A Distributor is a specialist database that runs the 'Replication agents'.
Replication is not part of the SQL Server engine, but an external application. This makes it much easier to involve other database systems in replication. Any SQL Server database, or other database system with an OLE DB provider, can be a publisher or subscriber in snapshot or transactional replication.
It is essential to plan out the replication in detail as a first stage, and to be very certain of the type of replication you wish to implement. A common mistake is to use replication in cases where a much less complex solution is possible.
A problem with production systems using replication is the difficulty of restoring the topology after a disaster.. This requires a fully documented recovery strategy, which has to be periodically tested and practiced. This means that the whole replication topology and configuration must be scripted so it can be re-created in an emergency, even if the system was originally built using the GUI tools. The Object Browser (or Enterprise Manager) makes the initial deployment relatively simple to do, and there are plenty of step-by-step guides, but it is not the best option when trying to restore an existing topology, and settings, in order to achieve a recovery from major failures.
Problems often follow from developers adding or dropping articles, changing publication properties, and changing schema on published databases. It is therefore best to create the replication once the design of the publisher is relatively stable.

Replication topologies

In most topologies, it makes sense for publishers, distributors, and subscribers to be on separate physical hardware.

Central Publisher

The commonest form of replication is to have a single publisher with the source data, with one or more subscribers. The Distributor database can be on the same, or preferably different, server.

Central Subscriber

Often, where the data from several databases need to be 'warehoused' centrally in an OLAP or reporting database, one will find a single 'reporting' database subscribing to several publications.

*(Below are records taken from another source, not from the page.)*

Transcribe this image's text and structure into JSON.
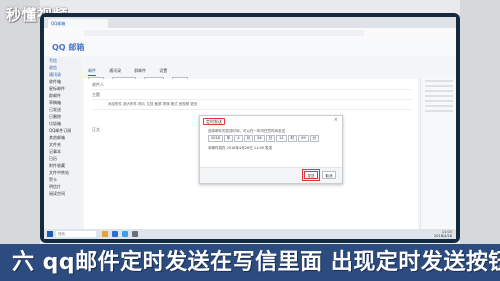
{
  "watermark": {
    "text": "秒懂视频"
  },
  "browser": {
    "tab_title": "QQ邮箱"
  },
  "mail": {
    "logo_main": "QQ",
    "logo_sub": "邮箱"
  },
  "top_tabs": [
    "邮件",
    "通讯录",
    "群邮件",
    "设置"
  ],
  "toolbar": [
    "发送",
    "定时发送",
    "存草稿",
    "关闭"
  ],
  "sidebar": [
    "写信",
    "收信",
    "通讯录",
    "收件箱",
    "星标邮件",
    "群邮件",
    "草稿箱",
    "已发送",
    "已删除",
    "垃圾箱",
    "QQ邮件订阅",
    "其他邮箱",
    "文件夹",
    "记事本",
    "日历",
    "附件收藏",
    "文件中转站",
    "贺卡",
    "明信片",
    "阅读空间"
  ],
  "compose": {
    "to_label": "收件人",
    "subject_label": "主题",
    "body_label": "正文",
    "attach_bar": "添加附件  超大附件  照片  文档  截屏  表情  格式  音视频  更多"
  },
  "dialog": {
    "title": "定时发送",
    "close": "×",
    "desc": "选择邮件的发送时间，可以在一年内任意时间发送",
    "selects": [
      "2018",
      "年",
      "4",
      "月",
      "26",
      "日",
      "11",
      "时",
      "09",
      "分"
    ],
    "info": "本邮件将在 2018年4月26日 11:09 发送",
    "send_label": "发送",
    "cancel_label": "取消"
  },
  "taskbar": {
    "search": "搜索",
    "time": "11:03",
    "date": "2018/4/26"
  },
  "caption": {
    "text": "六 qq邮件定时发送在写信里面  出现定时发送按钮"
  }
}
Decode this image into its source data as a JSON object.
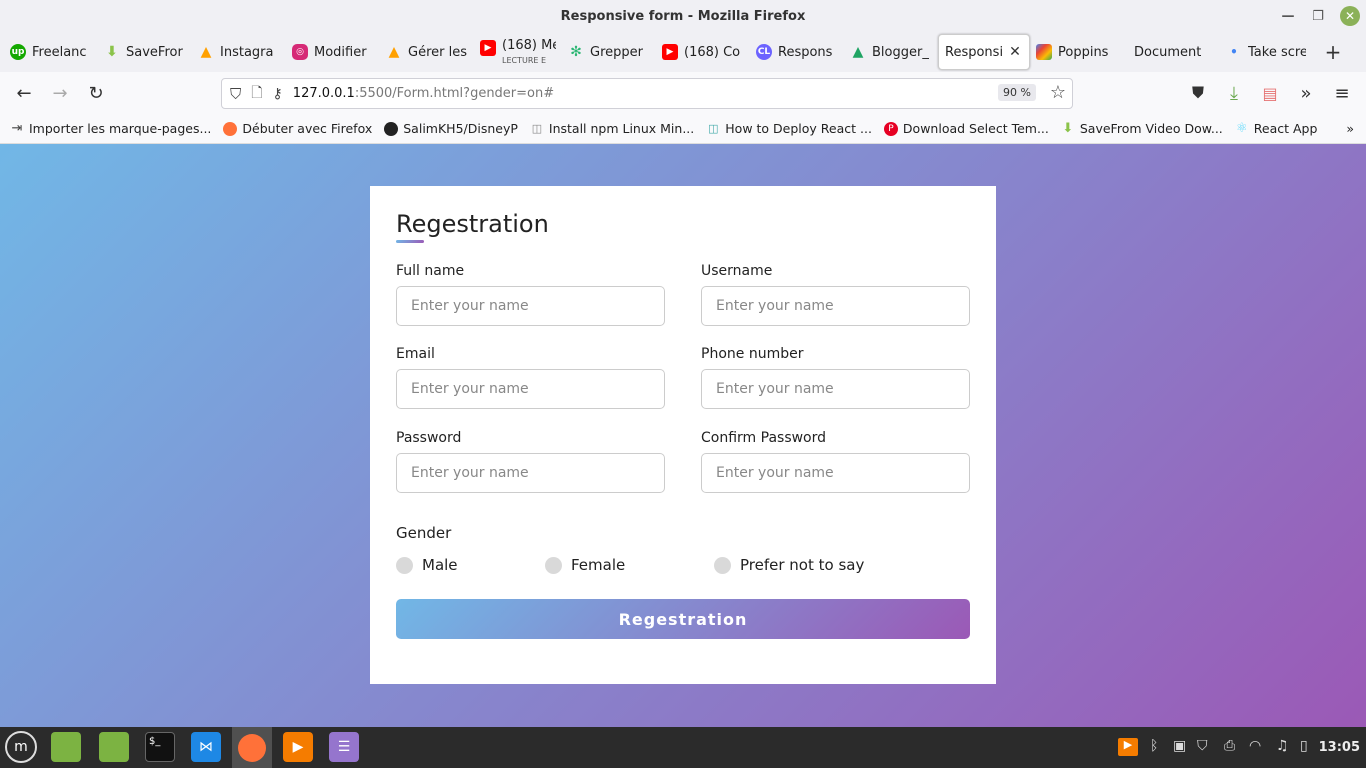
{
  "window": {
    "title": "Responsive form - Mozilla Firefox"
  },
  "tabs": [
    {
      "label": "Freelanc",
      "icon": "upwork-icon",
      "color": "#14a800"
    },
    {
      "label": "SaveFror",
      "icon": "download-arrow-icon",
      "color": "#8bc34a"
    },
    {
      "label": "Instagra",
      "icon": "firebase-icon",
      "color": "#ffa000"
    },
    {
      "label": "Modifier",
      "icon": "instagram-icon",
      "color": "#d62976"
    },
    {
      "label": "Gérer les",
      "icon": "firebase-icon",
      "color": "#ffa000"
    },
    {
      "label": "(168) Me",
      "sub": "LECTURE E",
      "icon": "youtube-icon",
      "color": "#ff0000"
    },
    {
      "label": "Grepper",
      "icon": "grepper-icon",
      "color": "#2bb673"
    },
    {
      "label": "(168) Co",
      "icon": "youtube-icon",
      "color": "#ff0000"
    },
    {
      "label": "Respons",
      "icon": "codinglab-icon",
      "color": "#6c63ff"
    },
    {
      "label": "Blogger_",
      "icon": "google-drive-icon",
      "color": "#1fa463"
    },
    {
      "label": "Responsi",
      "icon": "none",
      "color": "#fff",
      "active": true
    },
    {
      "label": "Poppins",
      "icon": "google-fonts-icon",
      "color": "#4285f4"
    },
    {
      "label": "Document",
      "icon": "none",
      "color": "#fff"
    },
    {
      "label": "Take scre",
      "icon": "dot-icon",
      "color": "#4285f4"
    }
  ],
  "url": {
    "host": "127.0.0.1",
    "rest": ":5500/Form.html?gender=on#",
    "zoom": "90 %"
  },
  "bookmarks": [
    {
      "label": "Importer les marque-pages...",
      "icon": "import-icon",
      "color": "#444"
    },
    {
      "label": "Débuter avec Firefox",
      "icon": "firefox-icon",
      "color": "#ff7139"
    },
    {
      "label": "SalimKH5/DisneyP",
      "icon": "github-icon",
      "color": "#222"
    },
    {
      "label": "Install npm Linux Min...",
      "icon": "page-icon",
      "color": "#888"
    },
    {
      "label": "How to Deploy React ...",
      "icon": "page-icon",
      "color": "#4aa"
    },
    {
      "label": "Download Select Tem...",
      "icon": "pinterest-icon",
      "color": "#e60023"
    },
    {
      "label": "SaveFrom Video Dow...",
      "icon": "download-arrow-icon",
      "color": "#8bc34a"
    },
    {
      "label": "React App",
      "icon": "react-icon",
      "color": "#61dafb"
    }
  ],
  "form": {
    "title": "Regestration",
    "fields": [
      {
        "label": "Full name",
        "placeholder": "Enter your name"
      },
      {
        "label": "Username",
        "placeholder": "Enter your name"
      },
      {
        "label": "Email",
        "placeholder": "Enter your name"
      },
      {
        "label": "Phone number",
        "placeholder": "Enter your name"
      },
      {
        "label": "Password",
        "placeholder": "Enter your name"
      },
      {
        "label": "Confirm Password",
        "placeholder": "Enter your name"
      }
    ],
    "gender_title": "Gender",
    "gender_options": [
      "Male",
      "Female",
      "Prefer not to say"
    ],
    "submit_label": "Regestration"
  },
  "taskbar": {
    "clock": "13:05"
  }
}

One can come across other topologies such as 'bi-directional' and 'peer to peer' which are really special cases of Central Publisher or Central Subscriber and use transactional replication

Publishing Subscriber

The distribution of data can be relayed to other subscribers via a publishing subscriber. This allows replication to be implemented over low-bandwidth WANs to a subscriber that, in turn, distributes it to other servers within its high-bandwidth LAN

Replication Methods

How Replication Works

Replication begins with the initial synchronization of the published objects between the Publisher and Subscribers, using a snapshot. A snapshot is a copy of all of the objects and data specified by a publication. After the snapshot is created on the publisher, it is delivered to the Subscribers via the distributor.
For Snapshot replication, this is sufficient. For other types of replication, all subsequent data changes to the publication flow to the Subscriber as they happen, in a queue, or on request.

Snapshot Replication

The snapshot replication process provides the initial synchronization for transactional and merge publications. However, in several cases, this initial synchronization is all that is necessary. This would include circumstances where data hardly changes, or if the latest version of the data is not essential to the subscriber, where the amount of data is small, or if a large number of changes takes place rapidly.

Snapshot replication involves copying the articles that make up the publication. Normally, if they exist already on the subscriber, they are over-written, though this behavior can be changed. Snapshot replication is more expensive in terms of overhead and network traffic and only takes place at intervals. Because locks are held during snapshot replication, this can impact other users of the subscriber database. It is therefore more suitable for static data and enumerations. In SQL Server 2005, several articles can be processed in parallel, and interrupted snapshots can be recommenced from the point of interruption. Snapshots can be queued or immediate.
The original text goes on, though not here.